Gov. Mills announced late last month that she is supporting a tax increase on working Mainers after saying she would not. What a twist.
If you’re keeping track at home, that’s three major campaign promises now consigned to history’s ash heap. First, Mills shredded the religious and philosophical exemptions for vaccine mandates after promising she wouldn’t. Then, after swearing last year she wouldn’t expand access to abortion in Maine, she broke that promise two months later to reward Planned Parenthood for its generous campaign spending.
Now, Mills has backed paid family and medical leave – even though the governor promised not to raise our taxes. Are you seeing a pattern?
The new tax on workers will fund a paid leave program that reminds me of what Nancy Pelosi once said of Obamacare: “We’ve gotta pass the bill so that you can find out what’s in it.”
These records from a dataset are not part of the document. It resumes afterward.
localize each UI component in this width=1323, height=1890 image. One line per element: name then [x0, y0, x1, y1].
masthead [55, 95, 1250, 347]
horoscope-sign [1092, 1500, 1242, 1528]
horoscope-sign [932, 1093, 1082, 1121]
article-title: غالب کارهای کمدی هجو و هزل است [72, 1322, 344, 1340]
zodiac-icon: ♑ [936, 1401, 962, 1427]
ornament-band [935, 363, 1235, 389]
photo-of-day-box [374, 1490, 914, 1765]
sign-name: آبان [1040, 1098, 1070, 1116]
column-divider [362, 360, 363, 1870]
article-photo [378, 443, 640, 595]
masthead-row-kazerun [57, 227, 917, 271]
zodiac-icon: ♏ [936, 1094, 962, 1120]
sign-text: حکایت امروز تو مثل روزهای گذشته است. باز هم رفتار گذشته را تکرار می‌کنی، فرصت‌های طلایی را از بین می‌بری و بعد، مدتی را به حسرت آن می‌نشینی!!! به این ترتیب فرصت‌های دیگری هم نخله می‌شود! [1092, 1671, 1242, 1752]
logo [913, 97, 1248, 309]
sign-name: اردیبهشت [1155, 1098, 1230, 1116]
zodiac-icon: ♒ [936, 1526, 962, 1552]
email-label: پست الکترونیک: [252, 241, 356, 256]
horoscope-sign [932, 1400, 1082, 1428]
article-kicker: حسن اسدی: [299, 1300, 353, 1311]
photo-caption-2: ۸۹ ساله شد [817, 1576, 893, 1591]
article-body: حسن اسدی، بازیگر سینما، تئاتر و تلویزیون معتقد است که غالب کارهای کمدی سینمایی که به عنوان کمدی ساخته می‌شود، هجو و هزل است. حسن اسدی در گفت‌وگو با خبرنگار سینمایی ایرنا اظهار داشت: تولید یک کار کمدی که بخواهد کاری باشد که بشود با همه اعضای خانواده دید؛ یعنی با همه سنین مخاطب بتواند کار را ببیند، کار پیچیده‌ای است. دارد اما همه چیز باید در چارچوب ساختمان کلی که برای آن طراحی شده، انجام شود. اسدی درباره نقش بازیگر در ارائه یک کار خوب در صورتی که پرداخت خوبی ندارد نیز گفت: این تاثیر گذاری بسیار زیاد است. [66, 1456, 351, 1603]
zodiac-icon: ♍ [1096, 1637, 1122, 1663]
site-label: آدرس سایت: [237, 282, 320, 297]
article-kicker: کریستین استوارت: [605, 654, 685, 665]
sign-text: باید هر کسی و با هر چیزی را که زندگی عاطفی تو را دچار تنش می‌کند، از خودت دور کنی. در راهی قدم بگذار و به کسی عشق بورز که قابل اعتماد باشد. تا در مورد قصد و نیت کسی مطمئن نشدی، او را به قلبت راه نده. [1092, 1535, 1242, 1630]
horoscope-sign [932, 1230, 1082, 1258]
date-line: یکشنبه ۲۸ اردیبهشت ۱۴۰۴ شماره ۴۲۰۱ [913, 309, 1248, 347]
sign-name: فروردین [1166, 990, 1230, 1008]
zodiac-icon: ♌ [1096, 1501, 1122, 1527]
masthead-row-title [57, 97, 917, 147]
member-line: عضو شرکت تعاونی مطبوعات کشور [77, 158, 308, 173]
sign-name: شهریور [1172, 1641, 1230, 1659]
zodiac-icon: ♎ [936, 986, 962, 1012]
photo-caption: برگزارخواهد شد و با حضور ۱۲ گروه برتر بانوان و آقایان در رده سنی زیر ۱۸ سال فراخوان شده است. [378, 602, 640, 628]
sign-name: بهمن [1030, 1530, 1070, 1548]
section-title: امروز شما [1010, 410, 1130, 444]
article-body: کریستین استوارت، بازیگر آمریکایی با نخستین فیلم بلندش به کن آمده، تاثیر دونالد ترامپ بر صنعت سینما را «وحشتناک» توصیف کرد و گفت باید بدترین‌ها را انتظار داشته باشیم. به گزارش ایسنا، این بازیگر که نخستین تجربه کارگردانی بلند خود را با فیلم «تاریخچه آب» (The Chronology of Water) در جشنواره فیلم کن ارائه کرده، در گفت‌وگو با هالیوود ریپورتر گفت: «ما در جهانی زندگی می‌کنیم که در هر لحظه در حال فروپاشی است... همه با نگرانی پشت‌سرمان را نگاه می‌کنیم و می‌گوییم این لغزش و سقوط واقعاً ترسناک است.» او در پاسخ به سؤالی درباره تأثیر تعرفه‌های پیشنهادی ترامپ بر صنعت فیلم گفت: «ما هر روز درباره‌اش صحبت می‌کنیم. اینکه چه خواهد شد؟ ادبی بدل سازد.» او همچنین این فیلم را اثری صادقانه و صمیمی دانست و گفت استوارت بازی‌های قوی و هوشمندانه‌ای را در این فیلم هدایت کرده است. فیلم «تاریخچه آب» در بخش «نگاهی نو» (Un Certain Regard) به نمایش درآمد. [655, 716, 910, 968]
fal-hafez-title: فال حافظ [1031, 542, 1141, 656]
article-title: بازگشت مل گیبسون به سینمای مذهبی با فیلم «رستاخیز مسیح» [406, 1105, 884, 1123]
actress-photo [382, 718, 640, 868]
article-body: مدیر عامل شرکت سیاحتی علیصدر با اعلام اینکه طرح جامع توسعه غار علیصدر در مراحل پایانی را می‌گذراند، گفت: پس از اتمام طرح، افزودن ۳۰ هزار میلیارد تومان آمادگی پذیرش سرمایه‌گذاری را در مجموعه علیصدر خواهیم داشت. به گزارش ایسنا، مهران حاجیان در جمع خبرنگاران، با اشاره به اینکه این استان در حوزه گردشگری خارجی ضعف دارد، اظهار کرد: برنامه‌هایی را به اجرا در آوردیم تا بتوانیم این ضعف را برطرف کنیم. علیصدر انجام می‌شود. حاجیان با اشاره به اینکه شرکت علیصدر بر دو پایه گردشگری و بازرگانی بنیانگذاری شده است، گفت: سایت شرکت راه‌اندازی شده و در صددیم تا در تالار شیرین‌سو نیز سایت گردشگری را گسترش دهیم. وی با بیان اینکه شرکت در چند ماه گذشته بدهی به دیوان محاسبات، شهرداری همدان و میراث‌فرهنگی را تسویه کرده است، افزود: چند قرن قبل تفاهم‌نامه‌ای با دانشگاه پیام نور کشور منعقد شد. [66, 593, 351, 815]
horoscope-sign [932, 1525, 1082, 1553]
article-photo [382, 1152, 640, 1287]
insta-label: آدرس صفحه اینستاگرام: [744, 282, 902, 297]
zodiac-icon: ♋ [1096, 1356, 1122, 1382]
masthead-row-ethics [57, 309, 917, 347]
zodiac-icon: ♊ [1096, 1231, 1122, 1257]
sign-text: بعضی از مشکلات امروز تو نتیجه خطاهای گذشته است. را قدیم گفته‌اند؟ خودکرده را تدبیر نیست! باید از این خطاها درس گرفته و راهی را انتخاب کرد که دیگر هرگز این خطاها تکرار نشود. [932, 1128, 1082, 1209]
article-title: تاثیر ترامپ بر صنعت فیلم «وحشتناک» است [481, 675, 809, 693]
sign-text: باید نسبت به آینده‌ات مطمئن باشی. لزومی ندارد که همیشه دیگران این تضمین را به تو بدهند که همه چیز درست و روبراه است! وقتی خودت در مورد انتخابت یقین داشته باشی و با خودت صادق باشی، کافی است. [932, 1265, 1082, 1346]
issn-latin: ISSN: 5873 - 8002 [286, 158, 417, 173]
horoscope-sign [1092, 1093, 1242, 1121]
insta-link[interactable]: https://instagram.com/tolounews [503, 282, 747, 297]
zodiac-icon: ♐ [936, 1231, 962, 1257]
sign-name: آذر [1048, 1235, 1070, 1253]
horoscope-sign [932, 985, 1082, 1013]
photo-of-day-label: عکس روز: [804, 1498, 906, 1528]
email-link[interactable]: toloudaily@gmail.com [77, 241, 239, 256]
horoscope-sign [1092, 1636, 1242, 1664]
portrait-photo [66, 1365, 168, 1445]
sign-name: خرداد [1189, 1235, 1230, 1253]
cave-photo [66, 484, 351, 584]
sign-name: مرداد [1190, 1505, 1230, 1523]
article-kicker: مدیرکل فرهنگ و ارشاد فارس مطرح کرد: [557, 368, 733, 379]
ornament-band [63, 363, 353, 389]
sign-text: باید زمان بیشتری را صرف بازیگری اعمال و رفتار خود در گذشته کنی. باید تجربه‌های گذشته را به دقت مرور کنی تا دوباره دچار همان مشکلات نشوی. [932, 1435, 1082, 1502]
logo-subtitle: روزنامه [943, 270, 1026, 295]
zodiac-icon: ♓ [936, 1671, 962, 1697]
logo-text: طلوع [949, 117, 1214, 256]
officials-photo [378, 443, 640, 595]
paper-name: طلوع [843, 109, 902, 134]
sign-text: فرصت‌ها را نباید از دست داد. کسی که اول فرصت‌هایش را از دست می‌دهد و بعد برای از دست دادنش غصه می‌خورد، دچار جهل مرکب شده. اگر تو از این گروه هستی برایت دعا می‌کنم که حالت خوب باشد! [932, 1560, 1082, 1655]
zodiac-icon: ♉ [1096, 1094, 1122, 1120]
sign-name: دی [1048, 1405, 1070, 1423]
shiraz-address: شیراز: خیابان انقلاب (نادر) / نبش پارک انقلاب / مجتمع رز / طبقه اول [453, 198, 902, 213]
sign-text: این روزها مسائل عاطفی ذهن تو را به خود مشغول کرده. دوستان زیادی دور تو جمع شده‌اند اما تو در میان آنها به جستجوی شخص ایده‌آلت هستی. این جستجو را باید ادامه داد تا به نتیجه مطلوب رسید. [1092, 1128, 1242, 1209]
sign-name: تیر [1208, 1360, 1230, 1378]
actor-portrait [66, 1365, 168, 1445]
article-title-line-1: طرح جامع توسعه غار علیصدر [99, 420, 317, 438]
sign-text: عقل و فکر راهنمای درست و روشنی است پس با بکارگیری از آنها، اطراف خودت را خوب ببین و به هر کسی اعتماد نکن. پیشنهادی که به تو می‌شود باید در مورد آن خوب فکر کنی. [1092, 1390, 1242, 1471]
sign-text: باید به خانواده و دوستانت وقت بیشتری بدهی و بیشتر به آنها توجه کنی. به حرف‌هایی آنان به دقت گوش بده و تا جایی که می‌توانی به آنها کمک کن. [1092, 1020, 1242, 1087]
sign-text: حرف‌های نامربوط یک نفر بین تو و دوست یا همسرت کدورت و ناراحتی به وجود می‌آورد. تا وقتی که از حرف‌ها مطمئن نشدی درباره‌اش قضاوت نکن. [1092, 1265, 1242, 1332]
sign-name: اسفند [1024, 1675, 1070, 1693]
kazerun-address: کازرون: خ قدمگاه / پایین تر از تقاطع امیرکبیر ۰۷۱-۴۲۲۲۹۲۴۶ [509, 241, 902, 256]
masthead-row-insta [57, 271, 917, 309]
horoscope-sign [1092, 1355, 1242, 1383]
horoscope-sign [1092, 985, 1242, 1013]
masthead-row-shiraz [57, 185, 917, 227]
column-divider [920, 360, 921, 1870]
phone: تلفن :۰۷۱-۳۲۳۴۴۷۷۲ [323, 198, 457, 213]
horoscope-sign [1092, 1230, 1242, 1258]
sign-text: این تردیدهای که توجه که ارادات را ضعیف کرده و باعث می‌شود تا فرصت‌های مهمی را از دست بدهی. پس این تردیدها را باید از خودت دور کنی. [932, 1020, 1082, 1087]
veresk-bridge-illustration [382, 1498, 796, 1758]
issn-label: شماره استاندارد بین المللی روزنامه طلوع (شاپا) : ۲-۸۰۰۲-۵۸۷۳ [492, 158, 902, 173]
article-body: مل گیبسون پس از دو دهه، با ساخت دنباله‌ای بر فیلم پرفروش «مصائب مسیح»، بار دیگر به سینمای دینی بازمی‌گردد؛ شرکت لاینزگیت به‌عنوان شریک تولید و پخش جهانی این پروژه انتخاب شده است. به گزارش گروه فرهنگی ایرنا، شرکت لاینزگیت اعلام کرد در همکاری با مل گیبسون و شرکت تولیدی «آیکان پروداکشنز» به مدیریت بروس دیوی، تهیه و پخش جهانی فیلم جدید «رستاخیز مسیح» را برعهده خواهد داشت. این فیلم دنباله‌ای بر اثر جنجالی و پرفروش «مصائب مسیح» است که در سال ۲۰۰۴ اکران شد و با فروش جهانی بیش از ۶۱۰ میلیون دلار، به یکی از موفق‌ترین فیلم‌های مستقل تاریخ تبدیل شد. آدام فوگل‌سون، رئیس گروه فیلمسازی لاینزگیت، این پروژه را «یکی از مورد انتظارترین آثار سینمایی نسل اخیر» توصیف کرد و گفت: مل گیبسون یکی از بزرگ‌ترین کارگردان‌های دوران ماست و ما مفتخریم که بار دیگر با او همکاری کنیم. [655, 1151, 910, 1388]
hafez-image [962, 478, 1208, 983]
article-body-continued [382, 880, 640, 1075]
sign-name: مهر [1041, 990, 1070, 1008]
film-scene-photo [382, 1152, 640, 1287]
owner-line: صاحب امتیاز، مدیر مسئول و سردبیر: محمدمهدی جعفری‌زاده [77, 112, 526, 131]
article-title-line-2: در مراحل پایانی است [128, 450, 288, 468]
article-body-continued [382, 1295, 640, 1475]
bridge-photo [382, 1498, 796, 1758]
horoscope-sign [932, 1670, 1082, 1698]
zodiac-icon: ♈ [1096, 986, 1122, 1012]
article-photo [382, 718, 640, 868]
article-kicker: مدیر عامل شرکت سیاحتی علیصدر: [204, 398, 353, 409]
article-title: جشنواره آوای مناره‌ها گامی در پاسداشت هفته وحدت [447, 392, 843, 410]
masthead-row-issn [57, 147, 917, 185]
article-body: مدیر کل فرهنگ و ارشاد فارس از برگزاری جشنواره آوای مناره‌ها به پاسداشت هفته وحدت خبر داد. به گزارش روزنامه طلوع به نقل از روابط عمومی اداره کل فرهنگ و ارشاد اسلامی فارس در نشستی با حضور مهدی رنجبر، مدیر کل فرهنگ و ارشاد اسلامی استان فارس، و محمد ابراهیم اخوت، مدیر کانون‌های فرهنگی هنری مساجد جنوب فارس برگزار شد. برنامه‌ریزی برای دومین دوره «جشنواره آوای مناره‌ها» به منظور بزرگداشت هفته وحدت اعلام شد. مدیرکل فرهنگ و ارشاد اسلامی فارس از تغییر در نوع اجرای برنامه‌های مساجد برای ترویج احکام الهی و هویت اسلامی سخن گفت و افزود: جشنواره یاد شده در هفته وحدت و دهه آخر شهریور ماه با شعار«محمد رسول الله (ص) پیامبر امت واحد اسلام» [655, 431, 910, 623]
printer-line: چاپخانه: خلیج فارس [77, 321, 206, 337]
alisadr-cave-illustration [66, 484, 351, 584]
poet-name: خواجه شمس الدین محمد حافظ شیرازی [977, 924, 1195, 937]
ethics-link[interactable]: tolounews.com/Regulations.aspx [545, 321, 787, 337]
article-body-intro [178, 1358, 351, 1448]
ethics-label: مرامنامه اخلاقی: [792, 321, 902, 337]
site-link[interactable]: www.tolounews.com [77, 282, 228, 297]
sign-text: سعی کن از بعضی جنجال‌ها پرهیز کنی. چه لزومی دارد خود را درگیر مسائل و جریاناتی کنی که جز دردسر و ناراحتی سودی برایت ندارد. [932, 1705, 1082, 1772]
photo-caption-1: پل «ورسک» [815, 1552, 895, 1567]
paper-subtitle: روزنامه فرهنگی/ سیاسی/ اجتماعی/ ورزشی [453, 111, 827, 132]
As Senate Majority Leader Eloise Vitelli, D-Arrowsic, said of this plan: “We always say the devil is in the details. The devil may be in the implementation of this.” She’s right, because the only thing set in stone with this plan are a few vague limits and the tax increase. Much of this program will be determined over the next four years by Augusta bureaucrats and the rules they’ll write.
This plan takes money out of working Mainers’ pockets, gives it to lawyers and consultants, and hopes the benefits pay off. Maine can’t afford to govern like that. We’re already the third-highest taxed state in the union as a proportion of income, according to WalletHub. What do we have to show for it besides shuttered factories and a toxic business environment?
In the 2014-15 biennium, Maine’s budget was about $6.4 billion. This year, Democrats passed a partisan budget that will spend nearly $11 billion during the two-year period. Have your roads, schools and social services gotten $4 billion better over the last decade?
We all agree that Maine workers should be able to securely take time off from work. However, there is a better way to accomplish this bipartisan goal. We can take care of Maine’s workers without punishing them. Right next door, New Hampshire has adopted a system that is voluntary. It’s a good model because it balances disparate interests.
Yet the governor passed this up in favor of a mandatory program and a new regressive tax. Look no further than her recent Press Herald op-ed to learn why she’s once again going back on her word. “I have repeatedly said I am opposed to increasing taxes,” she said. “I have to measure my concerns about those costs against the prospect of a referendum that would likely result in a payroll tax anyways.”
Mills is unwilling to stand up to the far-left activist fringe in Portland to defeat a harmful bill and a worse referendum. She could block these bad efforts in a single news conference. But she won’t.
Breaking promises and letting radicals pilfer Mainers’ paychecks to pay for expensive policy experiments is no way to lead.
It makes you wonder who’s really running the Blaine House. The moderate fiscal conservative who won reelection last year, or the socialist activists in Portland?